Where are we going on issues of family and social welfare?
Most meetings on Parliament Hill don’t start with a body count. But when frontline health workers who serve the poor and homeless meet once a month at a street mission in Ottawa, tracking recent street deaths is a standing agenda item. This coalition of people from various organizations meets only minutes from the House of Commons, but the practical nature of their discussion seems a thousand miles away from the politics of the Hill. With entirely different mandates, it seems the gap between poverty and homelessness and public policy might never be bridged. This need not be the case, as another gathering near Parliament Hill proved.
The annual Institute of Marriage and Family Canada conference brought the Right Honourable Iain Duncan Smith from London, England to Ottawa to speak to a group of over a hundred MPs, civil servants, non-profit workers and members of the public on March 12, 2009.
Mr. Duncan Smith mixes dry British humour with an earnest message about his experiences exploring the pathways to poverty in the United Kingdom. Duncan Smith’s think tank, the Centre for Social Justice spends countless hours meeting with frontline workers and residents in some of Britain’s most downtrodden neighbourhoods, diagnosing social problems.
The result of substantial research, the Centre for Social Justice has developed three hundred policy recommendations, many finding non-partisan favour.

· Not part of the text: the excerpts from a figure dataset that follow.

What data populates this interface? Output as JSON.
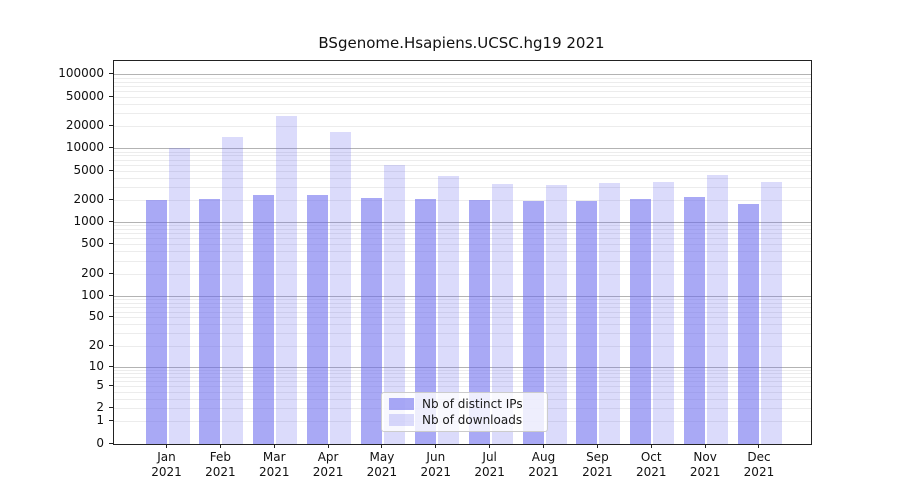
{
  "chart_data": {
    "type": "bar",
    "title": "BSgenome.Hsapiens.UCSC.hg19 2021",
    "categories": [
      "Jan",
      "Feb",
      "Mar",
      "Apr",
      "May",
      "Jun",
      "Jul",
      "Aug",
      "Sep",
      "Oct",
      "Nov",
      "Dec"
    ],
    "year_label": "2021",
    "series": [
      {
        "name": "Nb of distinct IPs",
        "color_rgb": "102,102,238",
        "alpha": 0.56,
        "values": [
          2050,
          2100,
          2400,
          2350,
          2150,
          2100,
          2000,
          1950,
          1950,
          2100,
          2200,
          1800
        ]
      },
      {
        "name": "Nb of downloads",
        "color_rgb": "102,102,238",
        "alpha": 0.235,
        "values": [
          10200,
          14500,
          28000,
          17000,
          6100,
          4300,
          3300,
          3200,
          3400,
          3600,
          4400,
          3500
        ]
      }
    ],
    "y_axis": {
      "scale": "log1p",
      "ylim": [
        0,
        100000
      ],
      "ticks": [
        100000,
        50000,
        20000,
        10000,
        5000,
        2000,
        1000,
        500,
        200,
        100,
        50,
        20,
        10,
        5,
        2,
        1,
        0
      ],
      "major_gridlines": [
        10,
        100,
        1000,
        10000,
        100000
      ]
    },
    "legend": {
      "entries": [
        "Nb of distinct IPs",
        "Nb of downloads"
      ],
      "position": "inside-bottom-center"
    },
    "grid": true
  }
}
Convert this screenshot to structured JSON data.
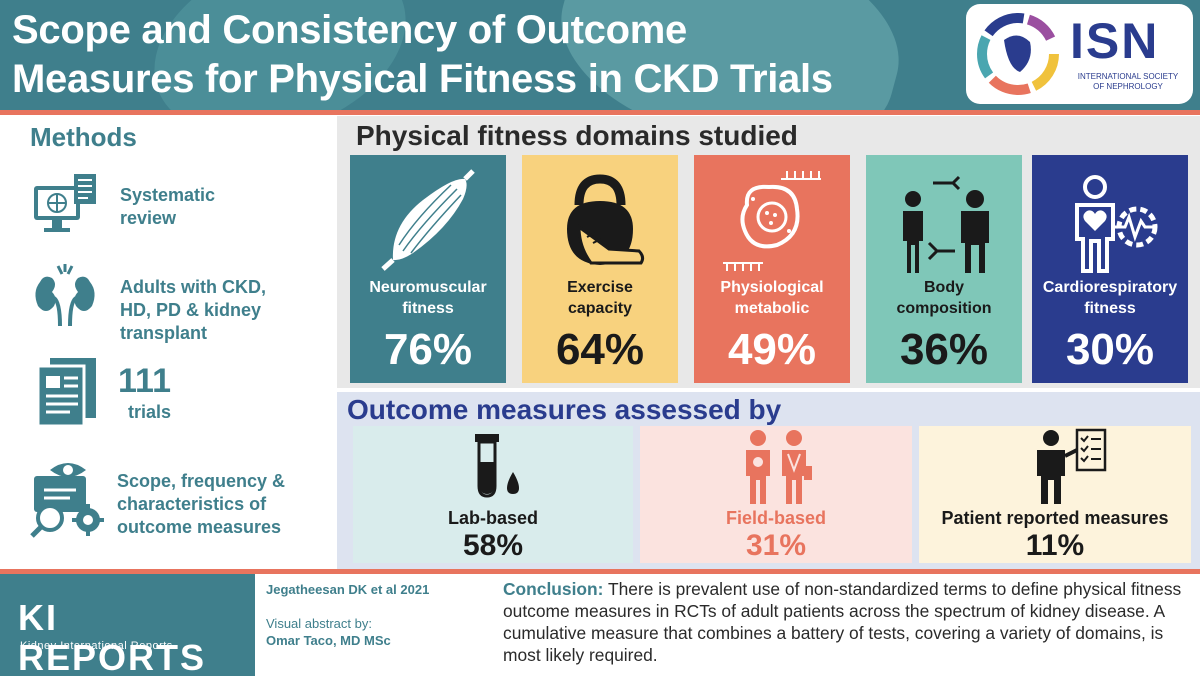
{
  "header": {
    "title_line1": "Scope and Consistency of Outcome",
    "title_line2": "Measures for Physical Fitness in CKD Trials",
    "logo": {
      "name": "ISN",
      "subtitle_line1": "INTERNATIONAL SOCIETY",
      "subtitle_line2": "OF NEPHROLOGY"
    }
  },
  "methods": {
    "title": "Methods",
    "items": [
      {
        "icon": "computer-document-icon",
        "text_lines": [
          "Systematic",
          "review"
        ]
      },
      {
        "icon": "kidney-icon",
        "text_lines": [
          "Adults with CKD,",
          "HD, PD & kidney",
          "transplant"
        ]
      },
      {
        "icon": "document-icon",
        "number": "111",
        "label": "trials"
      },
      {
        "icon": "eye-gear-search-icon",
        "text_lines": [
          "Scope, frequency &",
          "characteristics of",
          "outcome measures"
        ]
      }
    ]
  },
  "domains": {
    "title": "Physical fitness domains studied",
    "items": [
      {
        "name_line1": "Neuromuscular",
        "name_line2": "fitness",
        "percent": "76%",
        "value": 76,
        "icon": "muscle-icon",
        "bg": "#3f7f8c",
        "color": "#ffffff"
      },
      {
        "name_line1": "Exercise",
        "name_line2": "capacity",
        "percent": "64%",
        "value": 64,
        "icon": "kettlebell-shoe-icon",
        "bg": "#f8d27e",
        "color": "#1a1a1a"
      },
      {
        "name_line1": "Physiological",
        "name_line2": "metabolic",
        "percent": "49%",
        "value": 49,
        "icon": "cell-icon",
        "bg": "#e8745e",
        "color": "#ffffff"
      },
      {
        "name_line1": "Body",
        "name_line2": "composition",
        "percent": "36%",
        "value": 36,
        "icon": "body-measure-icon",
        "bg": "#7fc7b8",
        "color": "#1a1a1a"
      },
      {
        "name_line1": "Cardiorespiratory",
        "name_line2": "fitness",
        "percent": "30%",
        "value": 30,
        "icon": "heart-person-icon",
        "bg": "#2a3c8e",
        "color": "#ffffff"
      }
    ]
  },
  "outcomes": {
    "title": "Outcome measures assessed by",
    "items": [
      {
        "label": "Lab-based",
        "percent": "58%",
        "value": 58,
        "icon": "test-tube-icon",
        "bg": "#d9ecec",
        "color": "#1a1a1a"
      },
      {
        "label": "Field-based",
        "percent": "31%",
        "value": 31,
        "icon": "people-icon",
        "bg": "#fbe3df",
        "color": "#e8745e"
      },
      {
        "label": "Patient reported measures",
        "percent": "11%",
        "value": 11,
        "icon": "person-checklist-icon",
        "bg": "#fdf3dc",
        "color": "#1a1a1a"
      }
    ]
  },
  "footer": {
    "journal": "KI REPORTS",
    "journal_sub": "Kidney International Reports",
    "citation": "Jegatheesan DK et al 2021",
    "visual_abstract_label": "Visual abstract by:",
    "author": "Omar Taco, MD MSc",
    "conclusion_lead": "Conclusion:",
    "conclusion_text": " There is prevalent use of non-standardized terms to define physical fitness outcome measures in RCTs of adult patients across the spectrum of kidney disease. A cumulative measure that combines a battery of tests, covering a variety of domains, is most likely required."
  }
}
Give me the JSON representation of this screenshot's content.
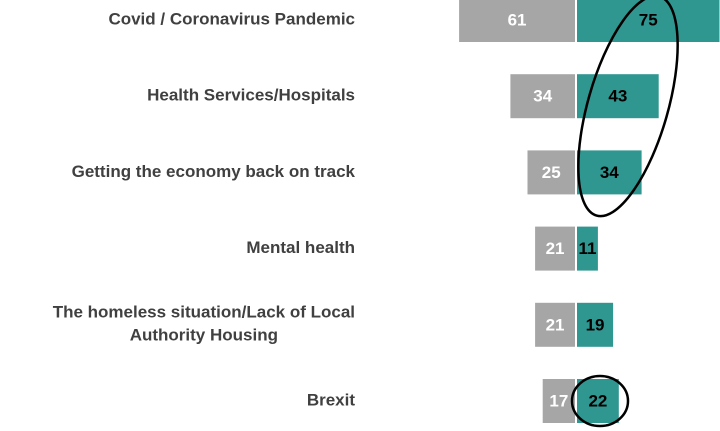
{
  "chart_data": {
    "type": "butterfly-bar",
    "categories": [
      "Covid / Coronavirus Pandemic",
      "Health Services/Hospitals",
      "Getting the economy back on track",
      "Mental health",
      "The homeless situation/Lack of Local Authority Housing",
      "Brexit"
    ],
    "series": [
      {
        "color": "#a6a6a6",
        "values": [
          61,
          34,
          25,
          21,
          21,
          17
        ]
      },
      {
        "color": "#2f9690",
        "values": [
          75,
          43,
          34,
          11,
          19,
          22
        ]
      }
    ]
  }
}
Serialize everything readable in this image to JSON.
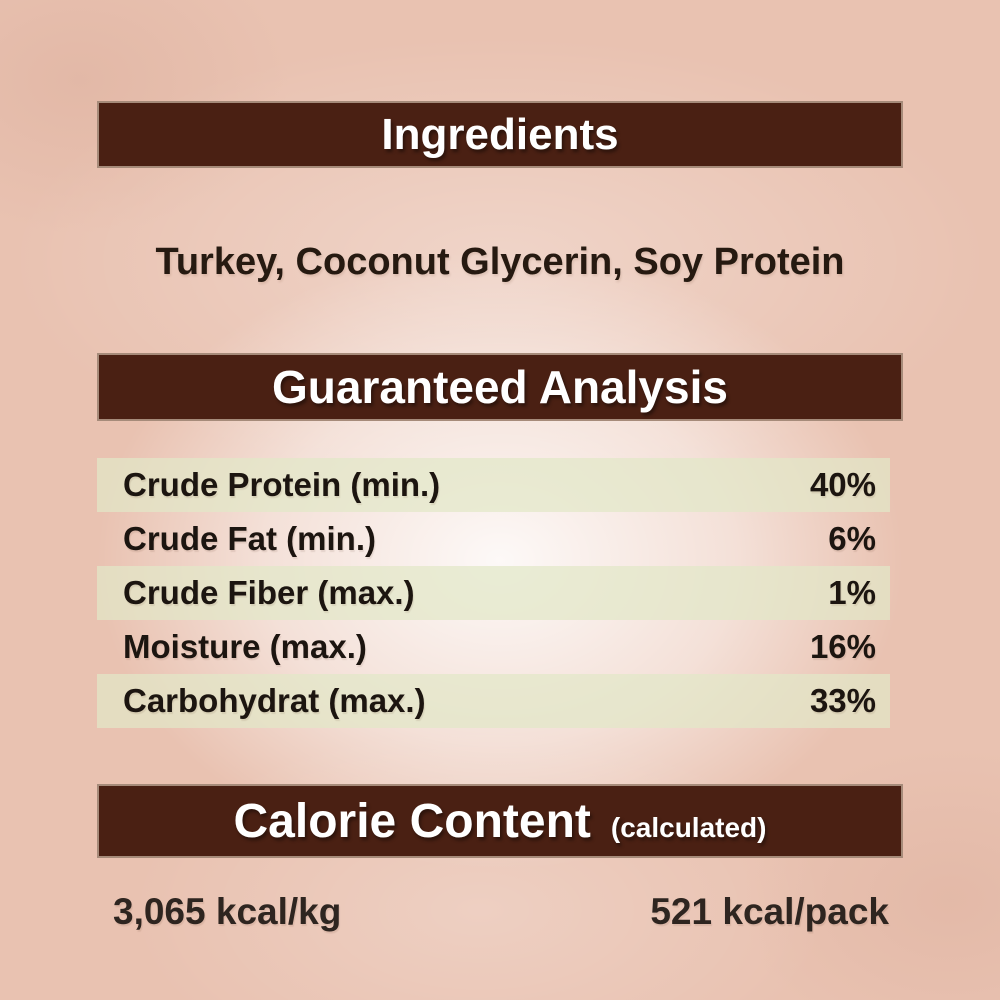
{
  "ingredients": {
    "header": "Ingredients",
    "text": "Turkey, Coconut Glycerin, Soy Protein"
  },
  "guaranteed_analysis": {
    "header": "Guaranteed Analysis",
    "rows": [
      {
        "name": "Crude Protein (min.)",
        "value": "40%"
      },
      {
        "name": "Crude Fat (min.)",
        "value": "6%"
      },
      {
        "name": "Crude Fiber (max.)",
        "value": "1%"
      },
      {
        "name": "Moisture (max.)",
        "value": "16%"
      },
      {
        "name": "Carbohydrat (max.)",
        "value": "33%"
      }
    ]
  },
  "calorie_content": {
    "header": "Calorie Content",
    "qualifier": "(calculated)",
    "per_kg": "3,065 kcal/kg",
    "per_pack": "521 kcal/pack"
  },
  "colors": {
    "header_bar_brown": "#4a2013",
    "background_peach": "#e9c2b1",
    "stripe_green": "#e2e8c8",
    "header_text": "#ffffff",
    "body_text": "#1c1510"
  }
}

In his address to the Institute of Marriage and Family Canada’s policy conference, Smith identified educational failure, economic dependency and worklessness, personal debt, addiction and family breakdown as the pathways to social breakdown and poverty. He singled out family breakdown as being at the heart of the problem, calling for grassroots, community-based solutions that meet practical needs and coax cultural change.
Earlier in the day, Dr. Gabor Maté, an author and medical doctor on Vancouver’s Downtown Eastside, casually rested his elbow on the side of the lectern as he described the neuroscience behind parent-child attachment. He argued that peer relationships have replaced parent-child attachment to the detriment of children. He called for public policies that make it easier for a parent to stay home to raise children, but where economic pressure results in parents remaining in the workforce, child care must intentionally nurture attachments with adults. And speaking at the IMFC conference in the afternoon, Kay Hymowitz, Senior Fellow at the Manhattan Institute argued that marriage breakdown has contributed to inequality and poverty far more than most people realize. In a thought-provoking cultural commentary backed by thirty years of statistical evidence and on-the-ground research, Hymowitz detailed the loss of what she called the ‘middleclass script’ in America’s poor neighbourhoods. The loss of marriage combined with early childbearing in poor communities has contributed to a growing divide in America between the middle class and the poor, she reported.
In short, the IMFC policy conference drew a line between family wellbeing and the pursuit of social justice. Throughout the day, attendees were introduced to IMFC research projects that illustrate this connection. Senior Fellow Dr. Kelly Schwartz introduced the Family Strengths project that examines what Canadians are doing right to build strong, healthy families. Andrea Mrozek previewed an upcoming project called The Cost of Family Breakdown that estimates the fiscal costs to taxpayers of family dissolution and unwed childbearing. Peter Jon Mitchell presented Growing up Married, Growing Up Common-law, based on the research conduct by Senior Fellow Dr. Frank Jones, that found teens of common-law parents are at greater risk of engaging in certain risk behaviours than teens of married parents.
History shows that the old ways of addressing poverty reduction and social breakdown have not worked. The aim of the conference is to initiate new conversations about how core societal institutions like the family can influence the pursuit of social justice or put differently, improve community welfare.
But back to the first meeting at the street mission; an hour and a half after the front line health workers arrived, they were packing up there notebooks and heading back out to their clients. The Hill may seem a long way from the street, but the long term effects of policy decisions, good or bad do filter down to street level. The IMFC policy conference will challenge the broken thinking of the past, and encourage grassroots, community-based solutions to social breakdown. Healthy families are the original social safety net. Family repair will play a role in repairing our communities for the long term too; successful policy must recognize this fact.